В то время как Люсьену выпала честь сделаться предметом общей зависти лучших представителей нансийской знати – ибо стало известным, что лошадь приобретена за полтораста луидоров, – сам он, удрученный убогим видом города, уныло сдавал Лару в конюшне префектуры, пользоваться которою в течение нескольких дней ему разрешил господин Флерон.
На следующий день перед полком в полном сборе полковник Малер де Сен-Мегрен представил Люсьена в качестве корнета.
После парада Люсьен, будучи дежурным, обошел казармы; не успел он вернуться домой, как тридцать шесть трубачей, расположившись под его окнами, приветствовали его тушем. Он с честью выпутался из всех этих церемоний, не столь занимательных, сколь необходимых.
Он был невозмутимо холоден, однако недостаточно; несколько раз, помимо его воли, в углу рта у него появлялась легкая усмешка, не оставшаяся незамеченной. Так было, например, когда полковник Малер, обняв его перед выстроенным во фронт полком, неловко осадил своего коня и тот подался немного в сторону от коня Люсьена; но Лара, восхитительно повинуясь легкому движению повода и шенкеля седока, плавно последовал за несвоевременно отступившей лошадью полковника. Так как на командира полка смотрели с еще большей завистью, чем на франта, приезжающего из Парижа готовым корнетом, этот ловкий маневр не ускользнул от взоров улан и доставил много чести нашему герою.

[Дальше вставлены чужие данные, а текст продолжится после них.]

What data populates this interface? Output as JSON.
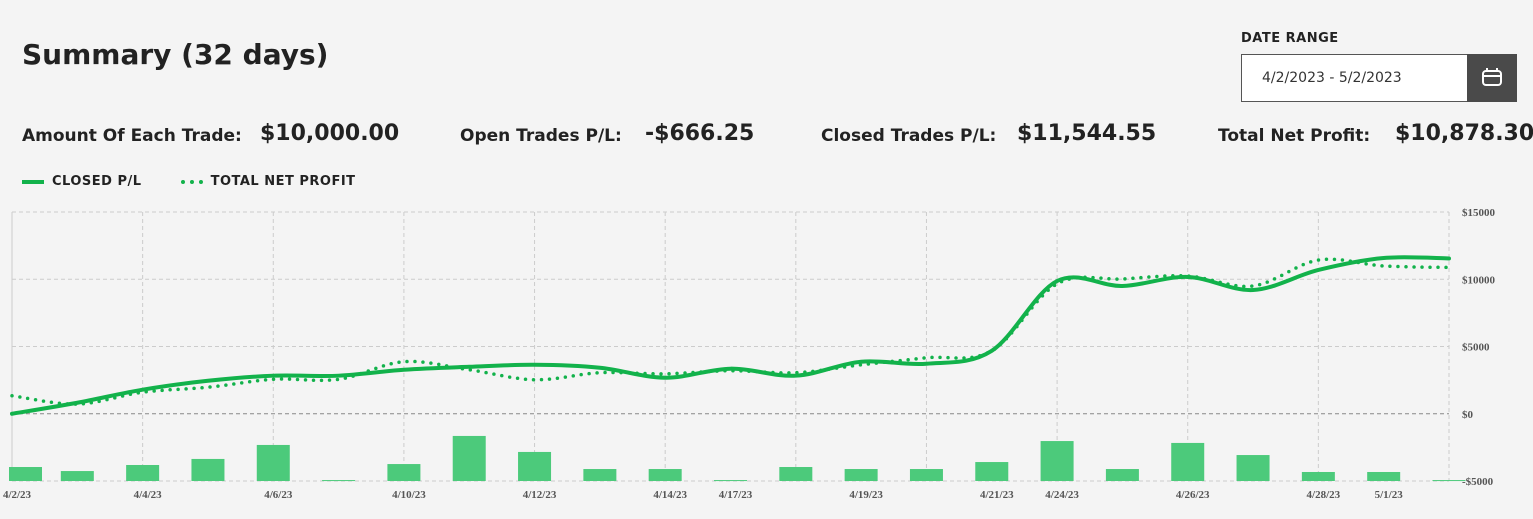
{
  "header": {
    "title": "Summary (32 days)"
  },
  "date_range": {
    "label": "DATE RANGE",
    "value": "4/2/2023 - 5/2/2023"
  },
  "stats": [
    {
      "label": "Amount Of Each Trade:",
      "value": "$10,000.00"
    },
    {
      "label": "Open Trades P/L:",
      "value": "-$666.25"
    },
    {
      "label": "Closed Trades P/L:",
      "value": "$11,544.55"
    },
    {
      "label": "Total Net Profit:",
      "value": "$10,878.30"
    }
  ],
  "chart_data": {
    "type": "line",
    "categories": [
      "4/2/23",
      null,
      "4/4/23",
      null,
      "4/6/23",
      null,
      "4/10/23",
      null,
      "4/12/23",
      null,
      "4/14/23",
      "4/17/23",
      null,
      "4/19/23",
      null,
      "4/21/23",
      "4/24/23",
      null,
      "4/26/23",
      null,
      "4/28/23",
      "5/1/23",
      null
    ],
    "series": [
      {
        "name": "CLOSED P/L",
        "color": "#12b24b",
        "style": "solid",
        "values": [
          0,
          820,
          1790,
          2450,
          2830,
          2830,
          3270,
          3490,
          3640,
          3420,
          2680,
          3350,
          2830,
          3870,
          3720,
          4680,
          9870,
          9500,
          10170,
          9200,
          10690,
          11580,
          11545
        ]
      },
      {
        "name": "TOTAL NET PROFIT",
        "color": "#12b24b",
        "style": "dotted",
        "values": [
          1340,
          720,
          1600,
          1970,
          2560,
          2560,
          3870,
          3270,
          2530,
          3050,
          2970,
          3200,
          3050,
          3640,
          4160,
          4680,
          9660,
          10020,
          10240,
          9500,
          11430,
          10990,
          10878
        ]
      },
      {
        "type": "bar",
        "color": "#4cca7b",
        "values": [
          -3960,
          -4260,
          -3810,
          -3360,
          -2320,
          -4930,
          -3740,
          -1650,
          -2840,
          -4110,
          -4110,
          -4930,
          -3960,
          -4110,
          -4110,
          -3590,
          -2030,
          -4110,
          -2170,
          -3070,
          -4330,
          -4330,
          -4930
        ]
      }
    ],
    "ylim": [
      -5000,
      15000
    ],
    "yticks": [
      {
        "value": -5000,
        "label": "-$5000"
      },
      {
        "value": 0,
        "label": "$0"
      },
      {
        "value": 5000,
        "label": "$5000"
      },
      {
        "value": 10000,
        "label": "$10000"
      },
      {
        "value": 15000,
        "label": "$15000"
      }
    ],
    "grid": true
  }
}
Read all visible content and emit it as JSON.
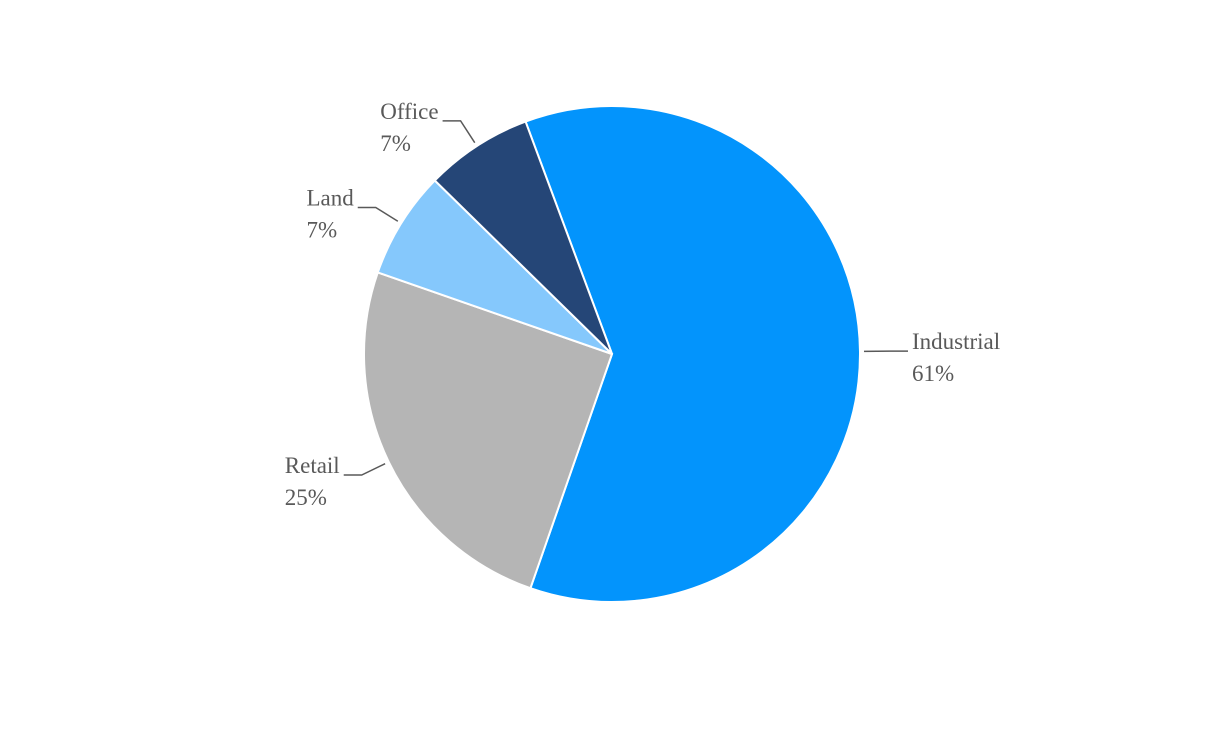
{
  "chart_data": {
    "type": "pie",
    "categories": [
      "Industrial",
      "Retail",
      "Land",
      "Office"
    ],
    "values": [
      61,
      25,
      7,
      7
    ],
    "value_labels": [
      "61%",
      "25%",
      "7%",
      "7%"
    ],
    "colors": [
      "#0394fc",
      "#b5b5b5",
      "#85c8fc",
      "#254677"
    ]
  }
}
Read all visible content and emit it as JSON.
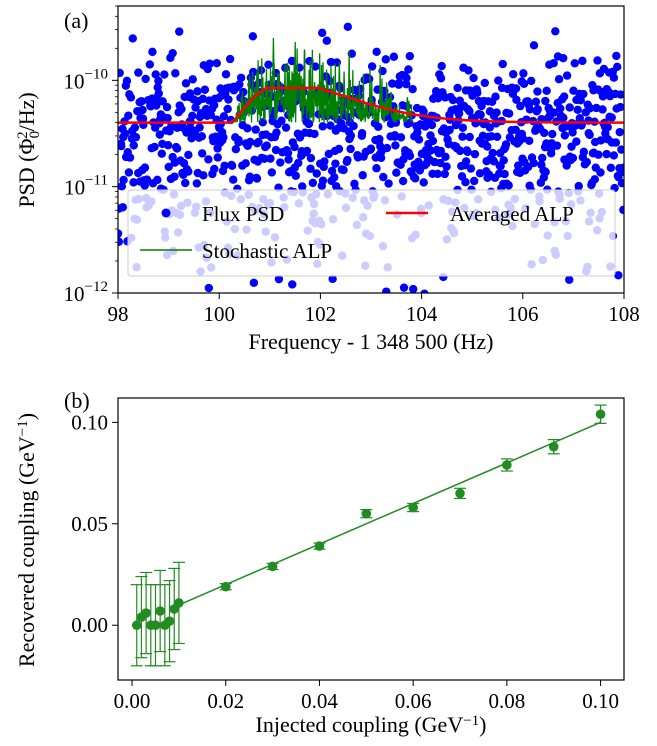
{
  "chart_data": [
    {
      "panel": "(a)",
      "type": "scatter",
      "title": "",
      "xlabel": "Frequency - 1 348 500 (Hz)",
      "ylabel": "PSD (Φ0²/Hz)",
      "ylabel_parts": {
        "prefix": "PSD (Φ",
        "sub": "0",
        "sup": "2",
        "suffix": "/Hz)"
      },
      "xlim": [
        98,
        108
      ],
      "ylim": [
        1e-12,
        5e-10
      ],
      "yscale": "log",
      "xticks": [
        98,
        100,
        102,
        104,
        106,
        108
      ],
      "yticks": [
        {
          "value": 1e-12,
          "base": "10",
          "exp": "−12"
        },
        {
          "value": 1e-11,
          "base": "10",
          "exp": "−11"
        },
        {
          "value": 1e-10,
          "base": "10",
          "exp": "−10"
        }
      ],
      "grid": false,
      "legend_position": "bottom",
      "legend": [
        {
          "label": "Flux PSD",
          "marker": "dot",
          "color": "#0000ff"
        },
        {
          "label": "Averaged ALP",
          "marker": "line",
          "color": "#ff0000"
        },
        {
          "label": "Stochastic ALP",
          "marker": "line",
          "color": "#008000"
        }
      ],
      "series": [
        {
          "name": "Flux PSD",
          "kind": "scatter",
          "color": "#0000ff",
          "x_range": [
            98,
            108
          ],
          "n_points": 1000,
          "distribution": "exponential",
          "mean": 4e-11,
          "seed": 7
        },
        {
          "name": "Averaged ALP",
          "kind": "line",
          "color": "#ff0000",
          "baseline": 4e-11,
          "peak_value": 8.5e-11,
          "peak_x": 100.95,
          "onset_x": 100.2,
          "decay_end_x": 103.8
        },
        {
          "name": "Stochastic ALP",
          "kind": "line",
          "color": "#008000",
          "x_range": [
            100.2,
            103.8
          ],
          "max_value": 2.5e-10,
          "seed": 11
        }
      ]
    },
    {
      "panel": "(b)",
      "type": "scatter",
      "title": "",
      "xlabel": "Injected coupling (GeV⁻¹)",
      "xlabel_parts": {
        "prefix": "Injected coupling (GeV",
        "sup": "−1",
        "suffix": ")"
      },
      "ylabel": "Recovered coupling (GeV⁻¹)",
      "ylabel_parts": {
        "prefix": "Recovered coupling (GeV",
        "sup": "−1",
        "suffix": ")"
      },
      "xlim": [
        -0.003,
        0.105
      ],
      "ylim": [
        -0.027,
        0.112
      ],
      "xticks": [
        "0.00",
        "0.02",
        "0.04",
        "0.06",
        "0.08",
        "0.10"
      ],
      "yticks": [
        "0.00",
        "0.05",
        "0.10"
      ],
      "grid": false,
      "color": "#228b22",
      "fit_line": {
        "x": [
          0.01,
          0.1
        ],
        "y": [
          0.01,
          0.1
        ]
      },
      "points": [
        {
          "x": 0.001,
          "y": 0.0,
          "err": 0.02
        },
        {
          "x": 0.002,
          "y": 0.004,
          "err": 0.02
        },
        {
          "x": 0.003,
          "y": 0.006,
          "err": 0.02
        },
        {
          "x": 0.004,
          "y": 0.0,
          "err": 0.02
        },
        {
          "x": 0.005,
          "y": 0.0,
          "err": 0.02
        },
        {
          "x": 0.006,
          "y": 0.007,
          "err": 0.02
        },
        {
          "x": 0.007,
          "y": 0.0,
          "err": 0.02
        },
        {
          "x": 0.008,
          "y": 0.002,
          "err": 0.02
        },
        {
          "x": 0.009,
          "y": 0.008,
          "err": 0.02
        },
        {
          "x": 0.01,
          "y": 0.011,
          "err": 0.02
        },
        {
          "x": 0.02,
          "y": 0.019,
          "err": 0.0015
        },
        {
          "x": 0.03,
          "y": 0.029,
          "err": 0.0015
        },
        {
          "x": 0.04,
          "y": 0.039,
          "err": 0.0015
        },
        {
          "x": 0.05,
          "y": 0.055,
          "err": 0.002
        },
        {
          "x": 0.06,
          "y": 0.058,
          "err": 0.002
        },
        {
          "x": 0.07,
          "y": 0.065,
          "err": 0.0025
        },
        {
          "x": 0.08,
          "y": 0.079,
          "err": 0.003
        },
        {
          "x": 0.09,
          "y": 0.088,
          "err": 0.0035
        },
        {
          "x": 0.1,
          "y": 0.104,
          "err": 0.0045
        }
      ]
    }
  ]
}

– А еще говорят, что английские лошади тугоузды! – сказал вахмистр Лароз, тот самый, который накануне вступился за Люсьена, когда молодой человек упал на землю. – Они тугоузды для тех, кто не умеет держать повод. Этот желторотый юнец, во всяком случае, хорошо сидит в седле. Видно, что он подготовился, прежде чем вступить в полк, – с важностью прибавил он.
Уважение к 27-му уланскому, сквозившее в этих словах, приятно пощекотало самолюбие соседей вахмистра.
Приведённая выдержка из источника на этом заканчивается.